Two state-run bank officials say the rupee's oil-driven rally runs into structural dollar demand from RBI's forward liabilities and corporate interest payments, keeping the band at 83.70-84.00.
The rupee's recent gains on softer crude prices have hit a structural barrier, two bankers at state-run lenders said. The RBI's own forward liabilities and corporate interest payment hedges create steady dollar demand at every dip, they said.
“Every time the rupee gains 10–15 paise on lower oil, some corporate comes in and buys dollars for a debt payment or an import settlement,” the first banker said, speaking on condition of anonymity because they were not authorised to discuss central bank operations. “The RBI is not even needing to step in. The flows are self-correcting.”
India’s refiners are the most visible dollar buyers on oil-driven rupee strength. The second banker pointed to a less obvious source of demand: interest payments on external commercial borrowings and foreign-currency deposits. Those payments, often pre-hedged with forward contracts, require spot-market intervention when the hedging matures. The result is a resistance layer just above 83.80 to the dollar, the bankers said.
The Reserve Bank of India has been managing the rupee through a mix of spot intervention and forward-book adjustments. Data from the central bank’s monthly bulletin shows that net forward liabilities – the difference between what the RBI has promised to sell and what it has promised to buy – have narrowed over the last two reporting cycles. That signals the central bank is letting the market supply more of its own dollar needs.
When the RBI was intervening more aggressively, the rupee traded in 83.40–83.60 for weeks. Now, without the central bank absorbing all excess dollar demand, the currency has settled into a wider band of 83.70–84.00, the bankers said.

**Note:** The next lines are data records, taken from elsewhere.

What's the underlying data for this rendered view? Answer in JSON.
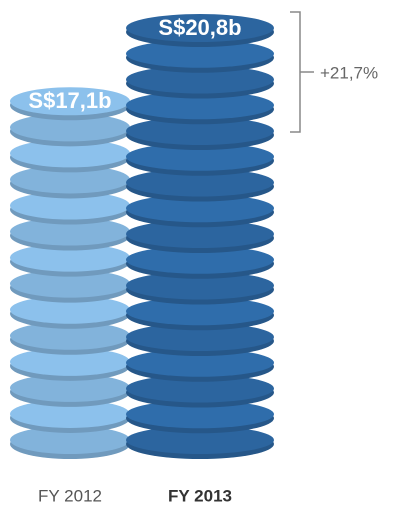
{
  "chart_data": {
    "type": "bar",
    "categories": [
      "FY 2012",
      "FY 2013"
    ],
    "values": [
      17.1,
      20.8
    ],
    "value_labels": [
      "S$17,1b",
      "S$20,8b"
    ],
    "colors": [
      "#8cc1ec",
      "#2f6dab"
    ],
    "annotation": "+21,7%"
  }
}
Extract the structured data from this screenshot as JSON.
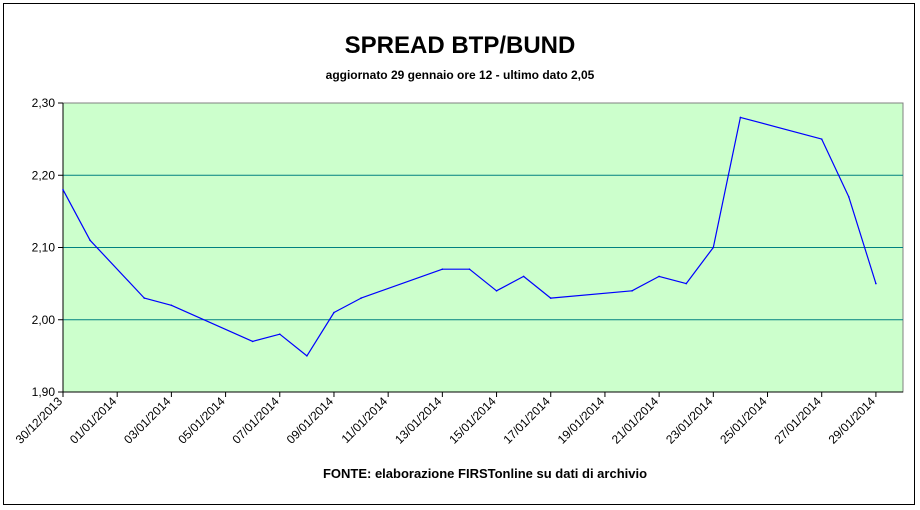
{
  "chart_data": {
    "type": "line",
    "title": "SPREAD BTP/BUND",
    "subtitle": "aggiornato 29 gennaio ore 12 - ultimo dato 2,05",
    "source": "FONTE: elaborazione FIRSTonline su dati di archivio",
    "xlabel": "",
    "ylabel": "",
    "ylim": [
      1.9,
      2.3
    ],
    "y_ticks": [
      {
        "value": 1.9,
        "label": "1,90"
      },
      {
        "value": 2.0,
        "label": "2,00"
      },
      {
        "value": 2.1,
        "label": "2,10"
      },
      {
        "value": 2.2,
        "label": "2,20"
      },
      {
        "value": 2.3,
        "label": "2,30"
      }
    ],
    "xlim": [
      "2013-12-30",
      "2014-01-30"
    ],
    "x_tick_labels": [
      "30/12/2013",
      "01/01/2014",
      "03/01/2014",
      "05/01/2014",
      "07/01/2014",
      "09/01/2014",
      "11/01/2014",
      "13/01/2014",
      "15/01/2014",
      "17/01/2014",
      "19/01/2014",
      "21/01/2014",
      "23/01/2014",
      "25/01/2014",
      "27/01/2014",
      "29/01/2014"
    ],
    "grid": true,
    "plot_background": "#ccffcc",
    "gridline_color": "#008080",
    "line_color": "#0000ff",
    "series": [
      {
        "x": [
          "2013-12-30",
          "2013-12-31",
          "2014-01-02",
          "2014-01-03",
          "2014-01-06",
          "2014-01-07",
          "2014-01-08",
          "2014-01-09",
          "2014-01-10",
          "2014-01-13",
          "2014-01-14",
          "2014-01-15",
          "2014-01-16",
          "2014-01-17",
          "2014-01-20",
          "2014-01-21",
          "2014-01-22",
          "2014-01-23",
          "2014-01-24",
          "2014-01-27",
          "2014-01-28",
          "2014-01-29"
        ],
        "values": [
          2.18,
          2.11,
          2.03,
          2.02,
          1.97,
          1.98,
          1.95,
          2.01,
          2.03,
          2.07,
          2.07,
          2.04,
          2.06,
          2.03,
          2.04,
          2.06,
          2.05,
          2.1,
          2.28,
          2.25,
          2.17,
          2.05
        ]
      }
    ]
  }
}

Overseas investors have been modest net buyers of Indian equities in September. The flows are not large enough to overwhelm corporate dollar demand. The bankers estimated a net equity inflow of at least $300–400 million in a single session would be needed to push the rupee decisively below 83.70.

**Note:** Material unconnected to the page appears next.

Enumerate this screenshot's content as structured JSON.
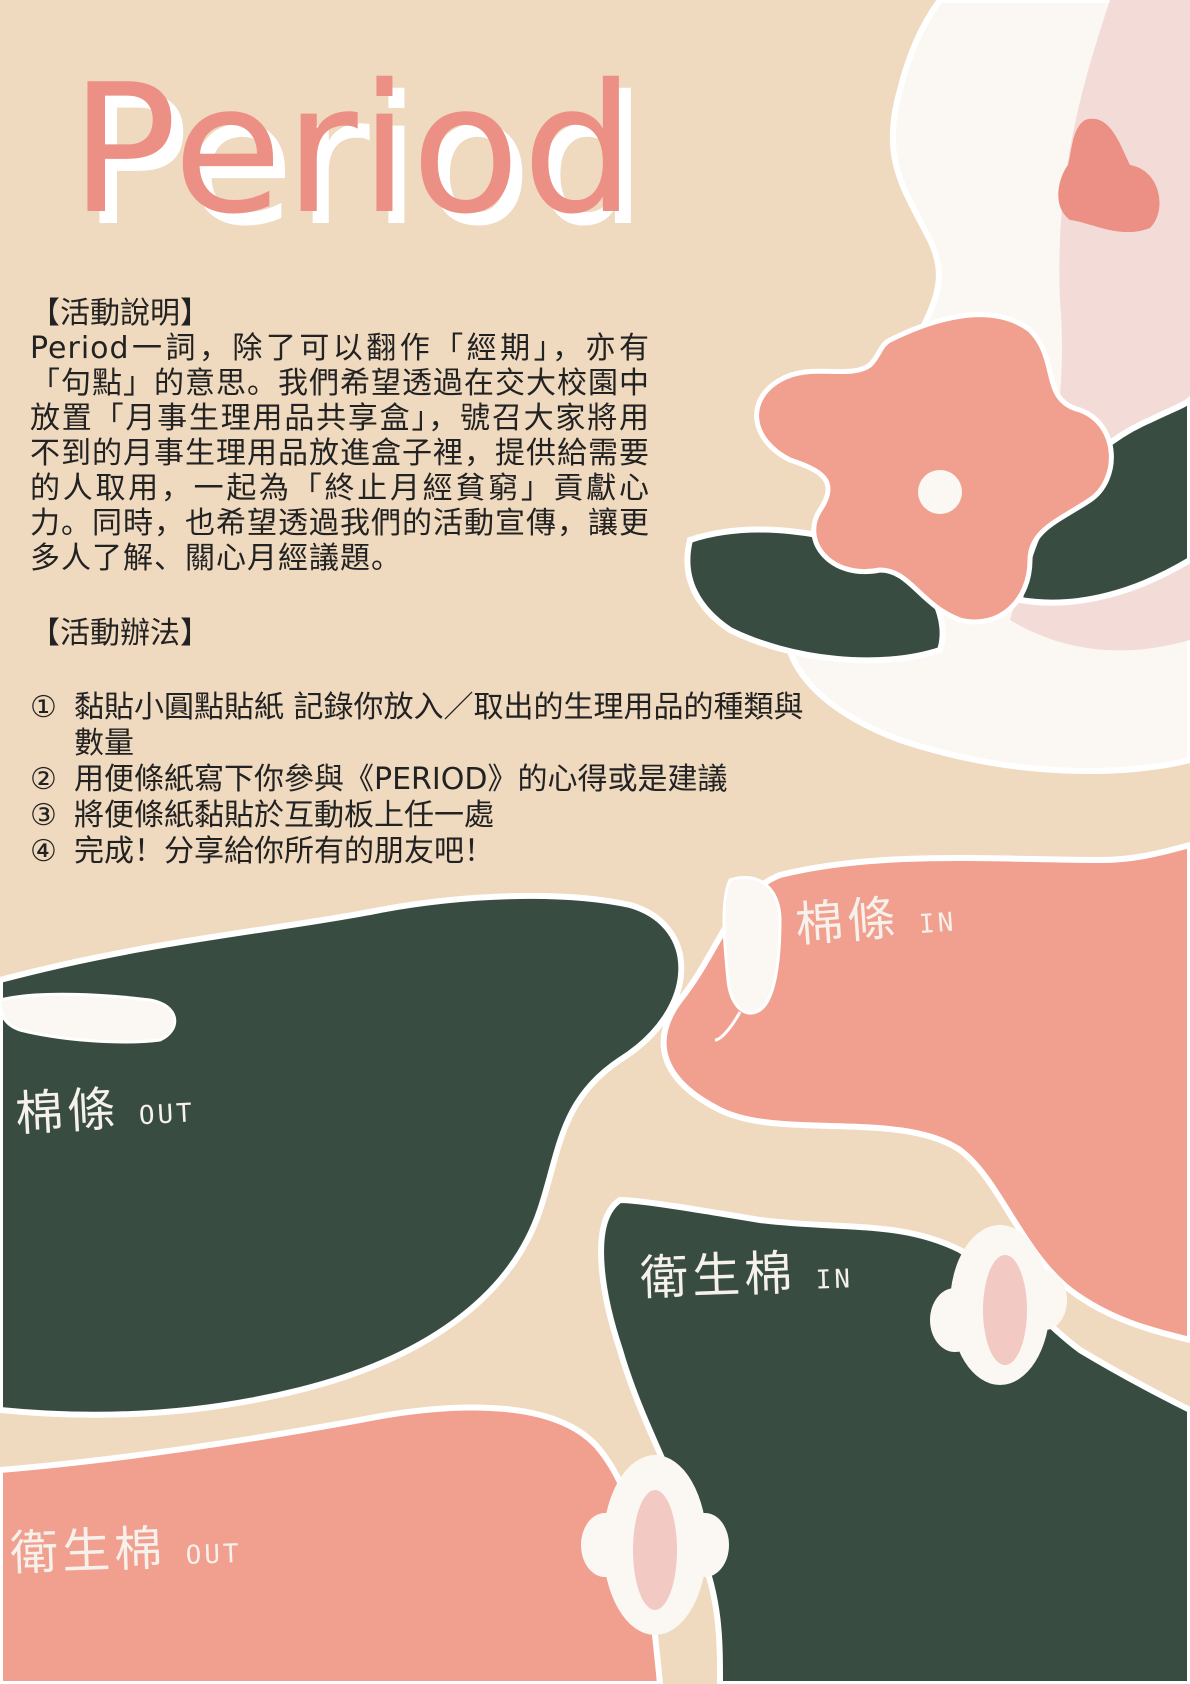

On the options market, one-month risk reversals show a slight tilt toward dollar calls, suggesting the market sees the rupee’s upside as capped.
The immediate catalyst for a breakout would be a sustained move below $80 a barrel in Brent crude. That would reduce the rupee’s vulnerability at the margin. The second banker cautioned that cheaper oil also lowers the rupee’s carry appeal by narrowing the yield differential between India and advanced economies. “The relationship is not linear,” he said. “Cheaper oil helps the trade deficit but it also reduces the income argument for holding rupees. The RBI is letting both forces play out.”
For traders watching the currency, the forex market remains range-bound until a clear catalyst breaks the pattern.